POLITICS
04/17/2010 05:12 am ET | Updated May 25, 2011

Abdulmutallab Investigation Makes The Case For Lawful Interrogation Instead Of Torture

Last week, I was puzzled to read Marc Thiessen make the claim that the Obama administration was getting too good at eliminating terrorists with drone strikes, and that this was putting the country at risk because it was, per Thiessen, draining the available pool of terrorist operatives that we could capture and torture. It was a strange thing to say, considering the fact that even as he wrote those words, the FBI was carrying out a highly effective investigation into Umar Farouk Abdulmutallab's connections to al Qaeda.

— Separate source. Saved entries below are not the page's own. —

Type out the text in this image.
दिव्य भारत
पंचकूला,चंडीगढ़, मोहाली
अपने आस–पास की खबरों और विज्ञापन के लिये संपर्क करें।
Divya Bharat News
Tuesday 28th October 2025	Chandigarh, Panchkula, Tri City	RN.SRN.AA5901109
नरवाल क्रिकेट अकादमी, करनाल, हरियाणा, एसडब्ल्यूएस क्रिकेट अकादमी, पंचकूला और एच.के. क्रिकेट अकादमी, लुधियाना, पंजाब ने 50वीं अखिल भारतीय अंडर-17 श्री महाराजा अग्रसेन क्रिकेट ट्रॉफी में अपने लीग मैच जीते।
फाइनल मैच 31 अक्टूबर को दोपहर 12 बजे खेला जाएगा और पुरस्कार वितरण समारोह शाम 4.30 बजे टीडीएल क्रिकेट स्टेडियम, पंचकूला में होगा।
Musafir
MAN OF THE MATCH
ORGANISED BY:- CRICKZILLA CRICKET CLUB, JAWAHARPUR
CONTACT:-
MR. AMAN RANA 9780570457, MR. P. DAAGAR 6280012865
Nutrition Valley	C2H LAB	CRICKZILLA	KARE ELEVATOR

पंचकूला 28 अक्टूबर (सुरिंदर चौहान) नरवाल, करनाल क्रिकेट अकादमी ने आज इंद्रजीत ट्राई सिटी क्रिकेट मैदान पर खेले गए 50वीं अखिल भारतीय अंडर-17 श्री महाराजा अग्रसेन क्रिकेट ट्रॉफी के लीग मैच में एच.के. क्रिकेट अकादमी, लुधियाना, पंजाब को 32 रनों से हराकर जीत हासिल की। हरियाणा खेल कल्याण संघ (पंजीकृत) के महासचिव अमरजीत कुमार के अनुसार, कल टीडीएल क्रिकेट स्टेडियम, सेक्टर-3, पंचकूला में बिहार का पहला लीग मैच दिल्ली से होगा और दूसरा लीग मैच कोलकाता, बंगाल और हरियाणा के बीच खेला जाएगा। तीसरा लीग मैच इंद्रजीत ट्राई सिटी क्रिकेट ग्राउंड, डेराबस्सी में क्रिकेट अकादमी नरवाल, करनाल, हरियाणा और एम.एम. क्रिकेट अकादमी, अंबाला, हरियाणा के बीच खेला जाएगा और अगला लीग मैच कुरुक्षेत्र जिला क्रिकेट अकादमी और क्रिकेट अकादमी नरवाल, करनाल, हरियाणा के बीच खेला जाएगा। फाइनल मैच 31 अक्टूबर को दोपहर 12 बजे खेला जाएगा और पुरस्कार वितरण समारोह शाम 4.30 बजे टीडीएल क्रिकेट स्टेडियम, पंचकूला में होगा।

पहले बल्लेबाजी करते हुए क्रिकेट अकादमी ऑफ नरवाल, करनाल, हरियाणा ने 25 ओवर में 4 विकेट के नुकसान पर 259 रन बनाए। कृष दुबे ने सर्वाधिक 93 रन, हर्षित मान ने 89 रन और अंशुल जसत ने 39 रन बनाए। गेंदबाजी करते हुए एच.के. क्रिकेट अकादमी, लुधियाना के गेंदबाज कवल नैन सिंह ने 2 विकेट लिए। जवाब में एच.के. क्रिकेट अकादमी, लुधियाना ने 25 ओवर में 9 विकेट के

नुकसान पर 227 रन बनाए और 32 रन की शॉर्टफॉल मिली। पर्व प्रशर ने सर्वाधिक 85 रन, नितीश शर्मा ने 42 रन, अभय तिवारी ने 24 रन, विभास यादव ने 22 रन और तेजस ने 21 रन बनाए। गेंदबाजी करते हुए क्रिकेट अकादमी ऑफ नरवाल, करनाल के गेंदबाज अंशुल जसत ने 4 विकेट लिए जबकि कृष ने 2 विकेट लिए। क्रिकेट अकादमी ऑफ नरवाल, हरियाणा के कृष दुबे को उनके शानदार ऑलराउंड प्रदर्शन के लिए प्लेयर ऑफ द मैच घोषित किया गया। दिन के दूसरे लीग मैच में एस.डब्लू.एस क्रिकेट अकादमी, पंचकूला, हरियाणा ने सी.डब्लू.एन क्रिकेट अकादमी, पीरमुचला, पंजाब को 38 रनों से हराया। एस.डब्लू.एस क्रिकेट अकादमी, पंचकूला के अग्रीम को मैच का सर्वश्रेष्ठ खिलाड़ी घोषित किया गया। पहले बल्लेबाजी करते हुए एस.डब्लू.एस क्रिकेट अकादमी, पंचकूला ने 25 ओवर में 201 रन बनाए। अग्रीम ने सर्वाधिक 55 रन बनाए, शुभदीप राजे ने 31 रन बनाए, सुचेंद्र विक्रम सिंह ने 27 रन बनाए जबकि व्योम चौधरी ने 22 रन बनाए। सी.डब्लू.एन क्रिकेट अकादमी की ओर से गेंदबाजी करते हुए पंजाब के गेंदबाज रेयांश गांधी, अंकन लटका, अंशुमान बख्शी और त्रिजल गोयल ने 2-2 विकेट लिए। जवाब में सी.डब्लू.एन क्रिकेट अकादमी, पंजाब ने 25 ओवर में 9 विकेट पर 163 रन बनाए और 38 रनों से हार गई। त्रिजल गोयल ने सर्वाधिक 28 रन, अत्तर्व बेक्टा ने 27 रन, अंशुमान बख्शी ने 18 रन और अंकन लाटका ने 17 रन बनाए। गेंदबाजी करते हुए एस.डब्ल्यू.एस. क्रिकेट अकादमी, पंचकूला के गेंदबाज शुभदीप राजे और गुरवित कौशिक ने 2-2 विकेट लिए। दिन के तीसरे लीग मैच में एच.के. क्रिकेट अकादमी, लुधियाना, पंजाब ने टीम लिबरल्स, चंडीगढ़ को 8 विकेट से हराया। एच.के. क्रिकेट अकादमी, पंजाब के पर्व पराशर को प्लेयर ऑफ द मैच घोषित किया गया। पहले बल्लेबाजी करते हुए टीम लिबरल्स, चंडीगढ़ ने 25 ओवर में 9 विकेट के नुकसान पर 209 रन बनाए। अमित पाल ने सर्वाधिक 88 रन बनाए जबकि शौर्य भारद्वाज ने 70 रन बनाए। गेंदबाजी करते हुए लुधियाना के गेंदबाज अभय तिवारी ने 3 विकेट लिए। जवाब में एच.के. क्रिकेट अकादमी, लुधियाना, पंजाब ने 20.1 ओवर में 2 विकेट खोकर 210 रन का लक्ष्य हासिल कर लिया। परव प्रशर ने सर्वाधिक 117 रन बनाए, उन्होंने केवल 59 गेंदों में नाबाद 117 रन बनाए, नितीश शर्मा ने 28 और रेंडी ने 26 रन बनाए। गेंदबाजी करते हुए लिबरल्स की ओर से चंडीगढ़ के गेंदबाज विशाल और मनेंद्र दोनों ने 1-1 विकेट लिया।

And if you want to get a a picture of just how effective it is, check out Eli Lake's piece in this morning's Washington Times.

U.S. and allied counterterrorism authorities have launched a global manhunt for English-speaking terrorists trained in Yemen who are planning attacks on the United States, based on intelligence provided by the suspect in the attempted Christmas Day bombing after he began cooperating.

U.S. officials told The Washington Times that Umar Farouk Abdulmutallab, facing charges as a would-be suicide bomber, revealed during recent cooperation with the FBI that he met with other English speakers at a terrorist training camp in Yemen. Three U.S. intelligence officials, including one senior official, disclosed on the condition of anonymity some details of the additional bomb plots.

I think the Pete Hoekstras and Susan Collinses of the world had hoped that the Abdulmutallab case would go a long way toward demonstrating the shortcomings of law enforcement agencies, the rule of law, and constitutional constraints in the war on terror. As it turns out, it's quite the opposite: the law enforcement approach proves to be fleet, actionable, and effective. Says Lake: "The White House has defended the decision to treat Mr. Abdulmutallab as a criminal on the grounds that the suspect's family has coaxed him into cooperating, something that likely would not have occurred had he not been afforded access to counsel."